Jindal Steel & Power Ltd. is considering restructuring its business to cut its 420 billion Indian rupee debt, Bloomberg News reported Sept. 3, citing Chairman Naveen Jindal.
In May, the steelmaker flagged foreign asset sales and higher internal accruals to halve its debt in the next two to three years.
The plan, which would require board and regulatory approval, would involve splitting its steel, power and international businesses into three stand-alone entities. The steel unit would include the coal mines, while the foreign business would hold the Oman steel plant.
Jindal Steel will try to find prospective buyers for about 30% of its Oman unit over two to three years. The company will talk with potential buyers in December and hopes to complete a deal by March 2019.
It may also divest its Australian coal operations but is in no rush. "Coal prices are very good, so if we get a good price, we can look at that," Jindal said.
The steelmaker wants to reduce its debt ratio to 2x of pretax earnings, from about 5x currently, over the next four or five years, Jindal said.

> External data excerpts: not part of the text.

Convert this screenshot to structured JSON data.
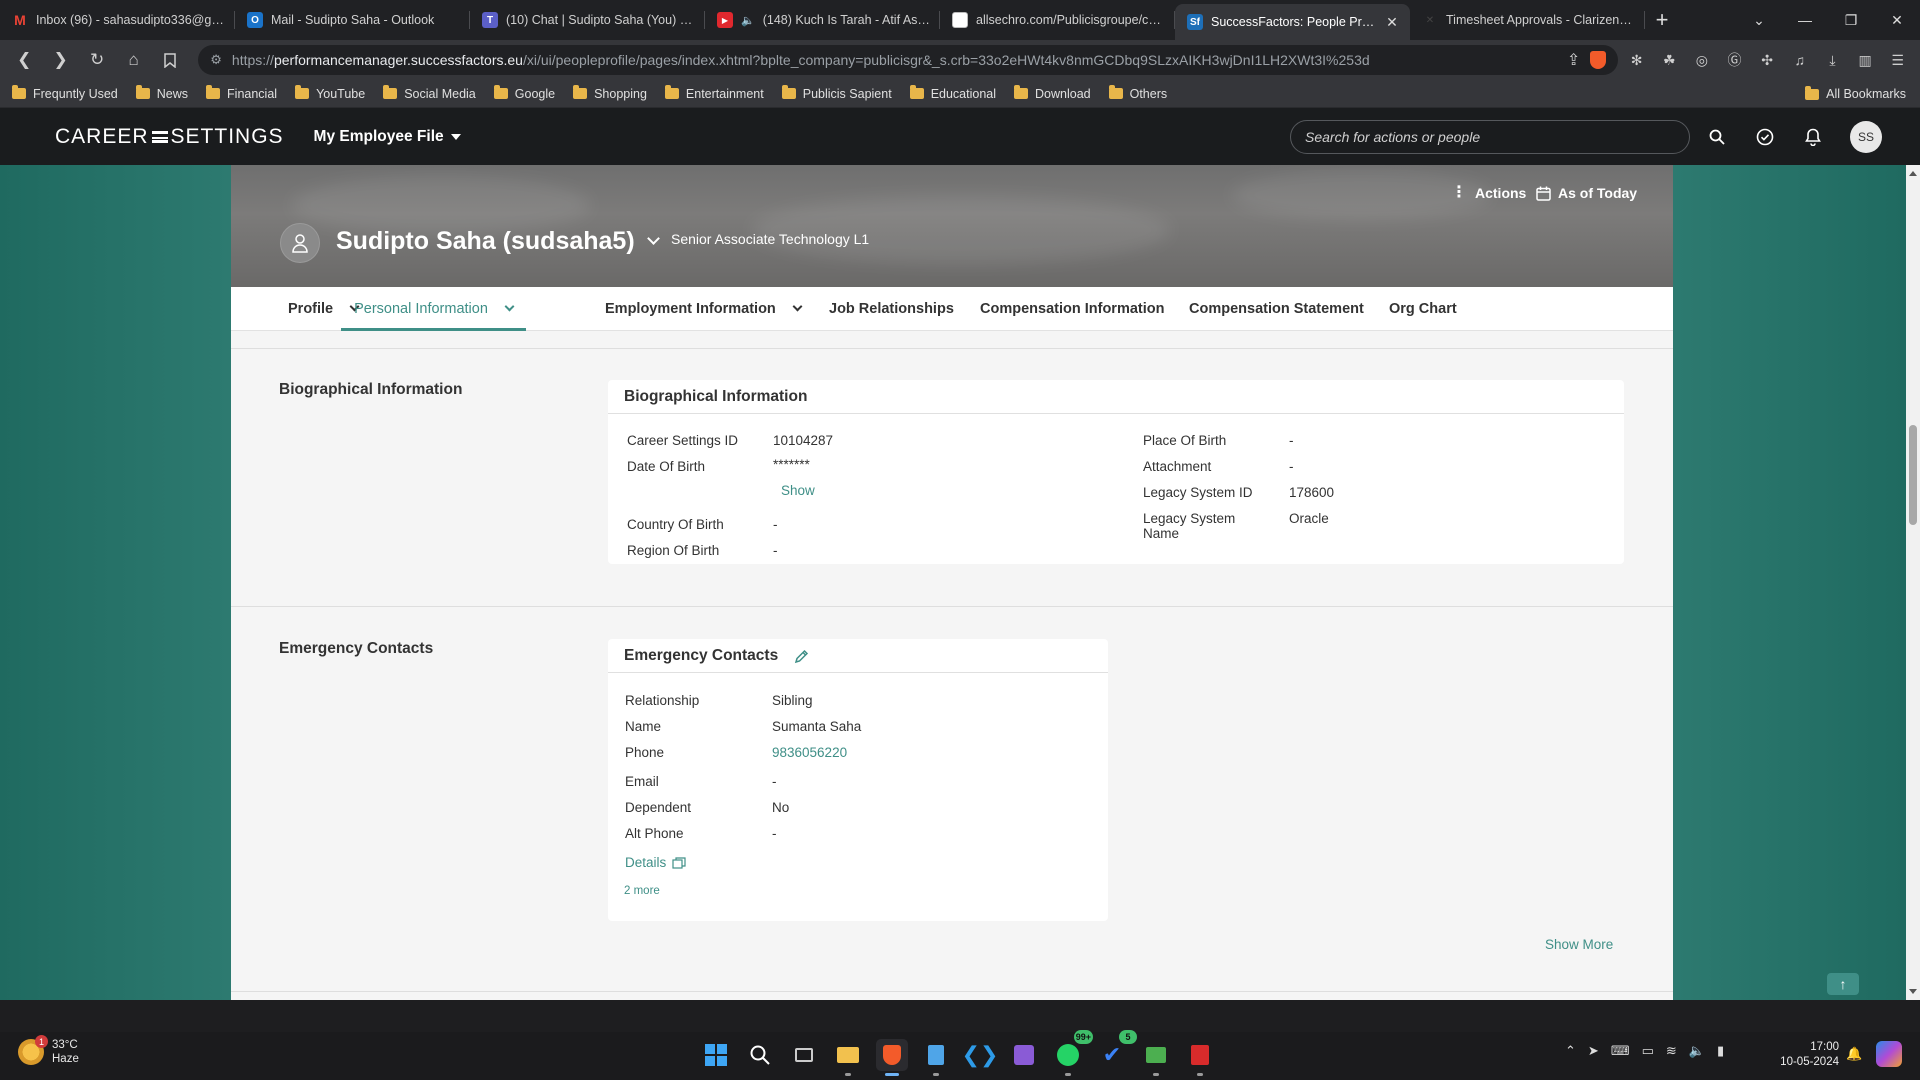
{
  "browser": {
    "tabs": [
      {
        "title": "Inbox (96) - sahasudipto336@gmail",
        "icon": "gmail-icon",
        "color": "#d44638",
        "glyph": "M"
      },
      {
        "title": "Mail - Sudipto Saha - Outlook",
        "icon": "outlook-icon",
        "color": "#1a73c9",
        "glyph": "O"
      },
      {
        "title": "(10) Chat | Sudipto Saha (You) | Micr",
        "icon": "teams-icon",
        "color": "#5b5fc7",
        "glyph": "T"
      },
      {
        "title": "(148) Kuch Is Tarah - Atif Aslam |",
        "icon": "youtube-icon",
        "color": "#e0282e",
        "glyph": "▶",
        "audio": "🔈"
      },
      {
        "title": "allsechro.com/Publicisgroupe/comm",
        "icon": "page-icon",
        "color": "#ffffff",
        "glyph": ""
      },
      {
        "title": "SuccessFactors: People Profile",
        "icon": "successfactors-icon",
        "color": "#1d6fb8",
        "glyph": "Sf",
        "active": true
      },
      {
        "title": "Timesheet Approvals - Clarizen.com",
        "icon": "clarizen-icon",
        "color": "#202124",
        "glyph": "✕"
      }
    ],
    "new_tab": "+",
    "url_host": "performancemanager.successfactors.eu",
    "url_prefix": "https://",
    "url_path": "/xi/ui/peopleprofile/pages/index.xhtml?bplte_company=publicisgr&_s.crb=33o2eHWt4kv8nmGCDbq9SLzxAIKH3wjDnI1LH2XWt3I%253d",
    "bookmarks": [
      "Frequntly Used",
      "News",
      "Financial",
      "YouTube",
      "Social Media",
      "Google",
      "Shopping",
      "Entertainment",
      "Publicis Sapient",
      "Educational",
      "Download",
      "Others"
    ],
    "all_bookmarks": "All Bookmarks"
  },
  "app": {
    "logo": "CAREER SETTINGS",
    "logo_left": "CAREER",
    "logo_right": "SETTINGS",
    "menu_label": "My Employee File",
    "search_placeholder": "Search for actions or people",
    "avatar_initials": "SS"
  },
  "profile": {
    "name": "Sudipto Saha (sudsaha5)",
    "job_title": "Senior Associate Technology L1",
    "actions_label": "Actions",
    "as_of_label": "As of Today",
    "tabs": [
      "Profile",
      "Personal Information",
      "Employment Information",
      "Job Relationships",
      "Compensation Information",
      "Compensation Statement",
      "Org Chart"
    ],
    "active_tab": "Personal Information"
  },
  "biographical": {
    "section_label": "Biographical Information",
    "card_title": "Biographical Information",
    "left": [
      {
        "label": "Career Settings ID",
        "value": "10104287"
      },
      {
        "label": "Date Of Birth",
        "value": "*******"
      },
      {
        "label": "Country Of Birth",
        "value": "-"
      },
      {
        "label": "Region Of Birth",
        "value": "-"
      }
    ],
    "show_label": "Show",
    "right": [
      {
        "label": "Place Of Birth",
        "value": "-"
      },
      {
        "label": "Attachment",
        "value": "-"
      },
      {
        "label": "Legacy System ID",
        "value": "178600"
      },
      {
        "label": "Legacy System Name",
        "value": "Oracle"
      }
    ]
  },
  "emergency": {
    "section_label": "Emergency Contacts",
    "card_title": "Emergency Contacts",
    "fields": [
      {
        "label": "Relationship",
        "value": "Sibling"
      },
      {
        "label": "Name",
        "value": "Sumanta Saha"
      },
      {
        "label": "Phone",
        "value": "9836056220"
      },
      {
        "label": "Email",
        "value": "-"
      },
      {
        "label": "Dependent",
        "value": "No"
      },
      {
        "label": "Alt Phone",
        "value": "-"
      }
    ],
    "details_label": "Details",
    "more_label": "2 more",
    "show_more_label": "Show More"
  },
  "taskbar": {
    "temperature": "33°C",
    "condition": "Haze",
    "weather_badge": "1",
    "whatsapp_count": "99+",
    "todo_count": "5",
    "time": "17:00",
    "date": "10-05-2024"
  }
}
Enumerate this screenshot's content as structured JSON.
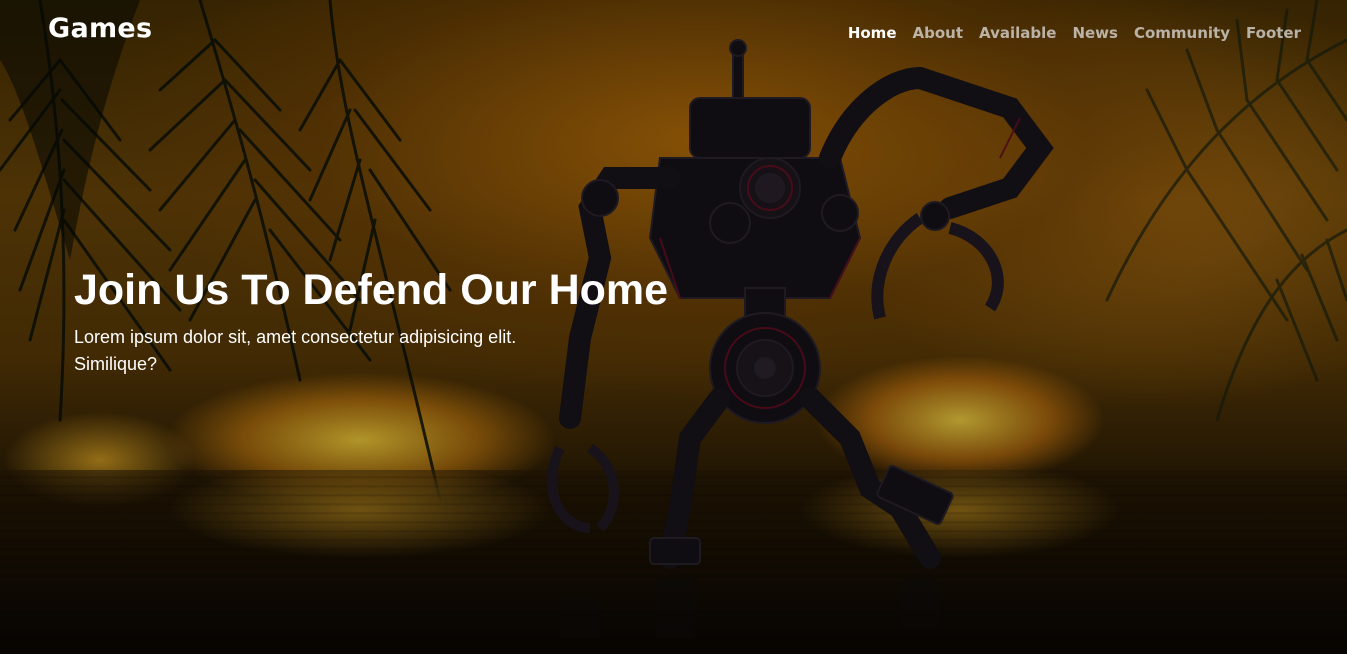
{
  "header": {
    "logo": "Games",
    "nav": [
      {
        "label": "Home",
        "active": true
      },
      {
        "label": "About",
        "active": false
      },
      {
        "label": "Available",
        "active": false
      },
      {
        "label": "News",
        "active": false
      },
      {
        "label": "Community",
        "active": false
      },
      {
        "label": "Footer",
        "active": false
      }
    ]
  },
  "hero": {
    "title": "Join Us To Defend Our Home",
    "description": "Lorem ipsum dolor sit, amet consectetur adipisicing elit. Similique?",
    "background_image": "robot-in-water-explosions",
    "colors": {
      "text": "#ffffff",
      "nav_inactive": "#c8c8c8",
      "background_glow": "#f5b41e"
    }
  }
}
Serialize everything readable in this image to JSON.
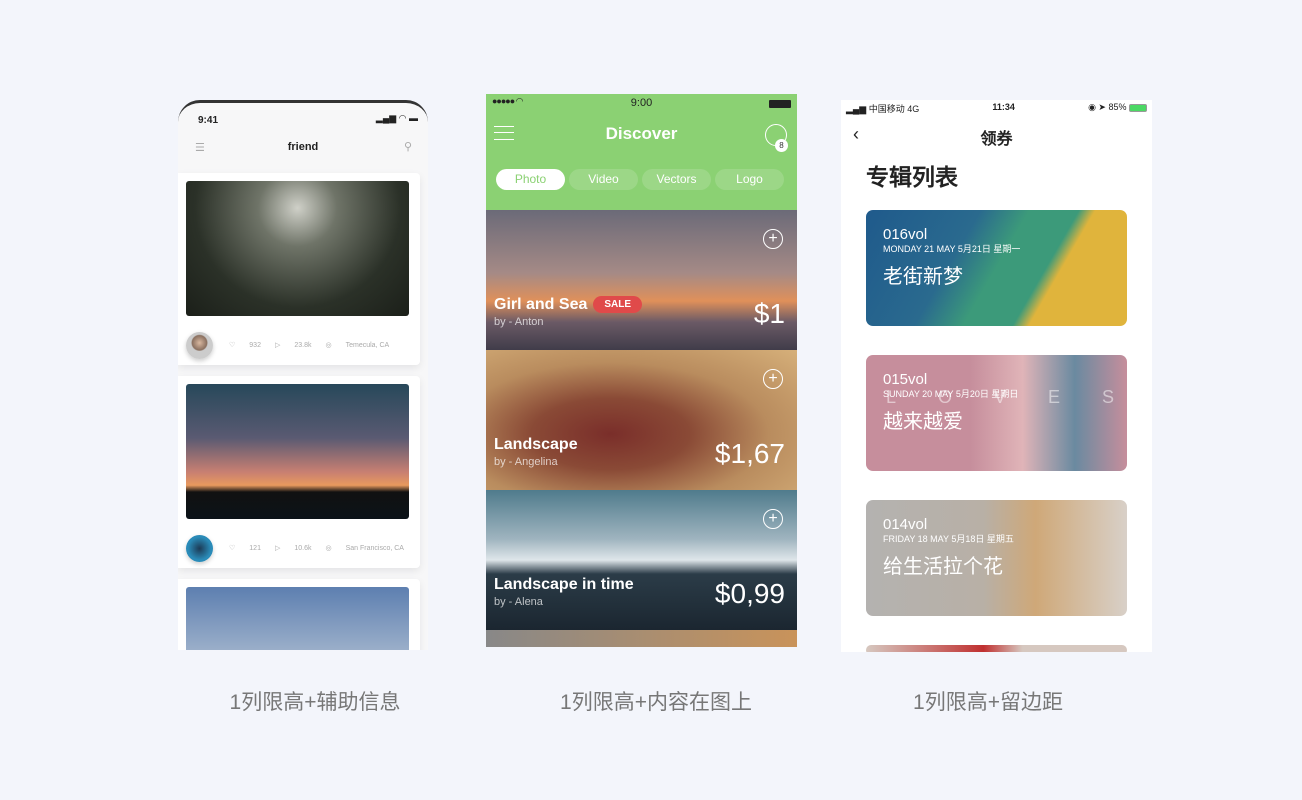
{
  "captions": [
    "1列限高+辅助信息",
    "1列限高+内容在图上",
    "1列限高+留边距"
  ],
  "phone1": {
    "time": "9:41",
    "status_icons": "signal wifi battery",
    "title": "friend",
    "menu_icon": "menu-icon",
    "search_icon": "search-icon",
    "posts": [
      {
        "likes": "932",
        "views": "23.8k",
        "location": "Temecula, CA"
      },
      {
        "likes": "121",
        "views": "10.6k",
        "location": "San Francisco, CA"
      }
    ]
  },
  "phone2": {
    "time": "9:00",
    "title": "Discover",
    "cart_count": "8",
    "accent": "#8bd173",
    "tabs": [
      "Photo",
      "Video",
      "Vectors",
      "Logo"
    ],
    "items": [
      {
        "name": "Girl and Sea",
        "badge": "SALE",
        "by": "by - Anton",
        "price": "$1"
      },
      {
        "name": "Landscape",
        "by": "by - Angelina",
        "price": "$1,67"
      },
      {
        "name": "Landscape in time",
        "by": "by - Alena",
        "price": "$0,99"
      }
    ]
  },
  "phone3": {
    "carrier": "中国移动  4G",
    "time": "11:34",
    "battery": "85%",
    "title": "领券",
    "heading": "专辑列表",
    "albums": [
      {
        "vol": "016vol",
        "date": "MONDAY 21 MAY 5月21日 星期一",
        "name": "老街新梦"
      },
      {
        "vol": "015vol",
        "date": "SUNDAY 20 MAY 5月20日 星期日",
        "name": "越来越爱",
        "deco": "LOVES"
      },
      {
        "vol": "014vol",
        "date": "FRIDAY 18 MAY 5月18日 星期五",
        "name": "给生活拉个花"
      }
    ]
  }
}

It is working to slash its debt by 15% in the current fiscal year.
In June, Jindal Steel's South African subsidiary that operates the Kiepersol coal mine in the country filed for business rescue, along with two other units of the listed South African company.
The company booked consolidated net profit of 1.10 billion rupees in the first quarter of its fiscal 2019, swinging from a net loss of 4.21 billion rupees a year earlier.
As of Aug. 31, US$1 was equivalent to 70.88 Indian rupees.